Without The Frame, VI
This image is a result of pure dumb luck, as I am beginning to suspect the bulk of my images are. I was wandering the back alleys of Bhoda, just on the outskirts of Kathmandu, it was early morning, 6:30am, and the promised rainy season had just shown up. Truth be told I was in a funk – the kind that takes hold of me when I am in a place for an insanely short time and know that trying to feel-out the spirit of the place, let alone capture it in any meaningful way, is an insanely presumptuous task. It’s probably this very mindset that makes me manically search for the thing and which makes the thing itself so elusive. Trying too hard pushes the muse away.

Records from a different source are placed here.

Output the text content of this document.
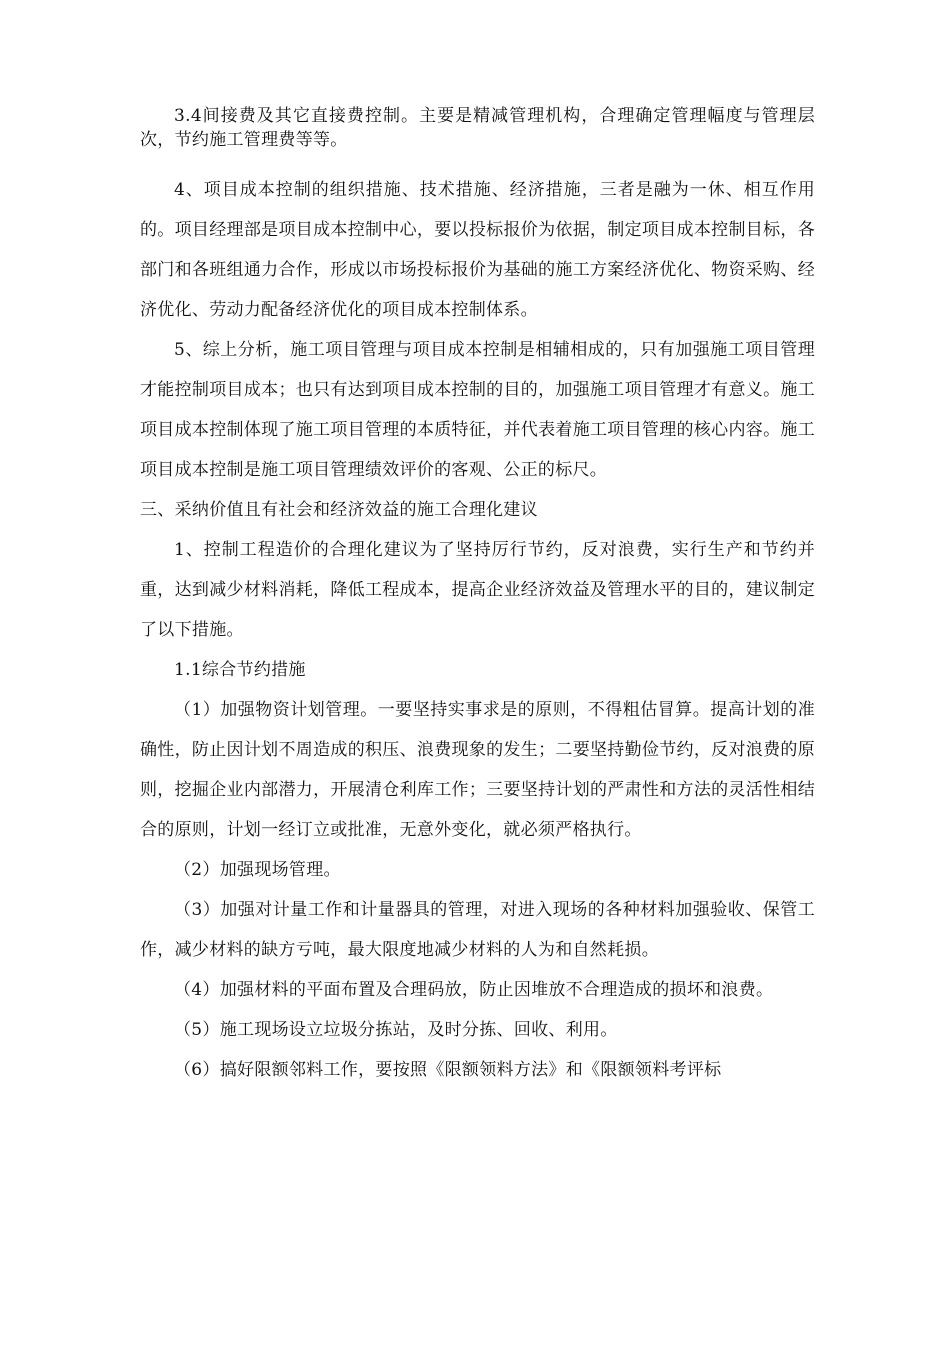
3.4间接费及其它直接费控制。主要是精减管理机构，合理确定管理幅度与管理层次，节约施工管理费等等。

4、项目成本控制的组织措施、技术措施、经济措施，三者是融为一休、相互作用的。项目经理部是项目成本控制中心，要以投标报价为依据，制定项目成本控制目标，各部门和各班组通力合作，形成以市场投标报价为基础的施工方案经济优化、物资采购、经济优化、劳动力配备经济优化的项目成本控制体系。

5、综上分析，施工项目管理与项目成本控制是相辅相成的，只有加强施工项目管理才能控制项目成本；也只有达到项目成本控制的目的，加强施工项目管理才有意义。施工项目成本控制体现了施工项目管理的本质特征，并代表着施工项目管理的核心内容。施工项目成本控制是施工项目管理绩效评价的客观、公正的标尺。

三、采纳价值且有社会和经济效益的施工合理化建议

1、控制工程造价的合理化建议为了坚持厉行节约，反对浪费，实行生产和节约并重，达到减少材料消耗，降低工程成本，提高企业经济效益及管理水平的目的，建议制定了以下措施。

1.1综合节约措施

（1）加强物资计划管理。一要坚持实事求是的原则，不得粗估冒算。提高计划的准确性，防止因计划不周造成的积压、浪费现象的发生；二要坚持勤俭节约，反对浪费的原则，挖掘企业内部潜力，开展清仓利库工作；三要坚持计划的严肃性和方法的灵活性相结合的原则，计划一经订立或批准，无意外变化，就必须严格执行。

（2）加强现场管理。

（3）加强对计量工作和计量器具的管理，对进入现场的各种材料加强验收、保管工作，减少材料的缺方亏吨，最大限度地减少材料的人为和自然耗损。

（4）加强材料的平面布置及合理码放，防止因堆放不合理造成的损坏和浪费。

（5）施工现场设立垃圾分拣站，及时分拣、回收、利用。

（6）搞好限额邻料工作，要按照《限额领料方法》和《限额领料考评标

Suddenly I looked up and saw this woman. Her fingers aren’t all there – there’re bits missing. You don’t have to look hard to see that life has been tough for her. She spent five minutes consumed by her devotion – lighting the butter lamps, swinging the incense, praying. She knew I was there, we acknowledged each other with a nod and a near-smile. I shot about 25 frames, my feet getting wet, no real sense of time. Mostly I just prayed she’d keep at her prayers long enough that my intrusion would result in an image that meant something, said something about her and her devotion.
You can’t plan these moments. They gobsmack you from your blindside. Slowly I am learning that creativity has its genesis in something, Someone, bigger than me – that it’s the process of seizing a small handful of convergent serendipitous elements the moment your muse taps you on the shoulder and says, “Hey! Wake-up! Look at that.” And in the in-between times when there is nothing to look at and you feel like your muse is off screwing around when she should be hard at work, those are the times when it’s natural to fret and stew about the images you’re currently NOT creating. But natural or not, that inclination has a tendency to stand in front of you, looming, and preventing you from seeing the moments that ARE there. Or that WILL be there, any moment, if we have eyes to see them.
It’s taken me a while, and I re-learn this lesson with each assignment, but the more I embrace the times when nothing is happening, and the more I stop searching for what isn’t there – the more I start seeing what IS there. And that’s the only thing you can photograph.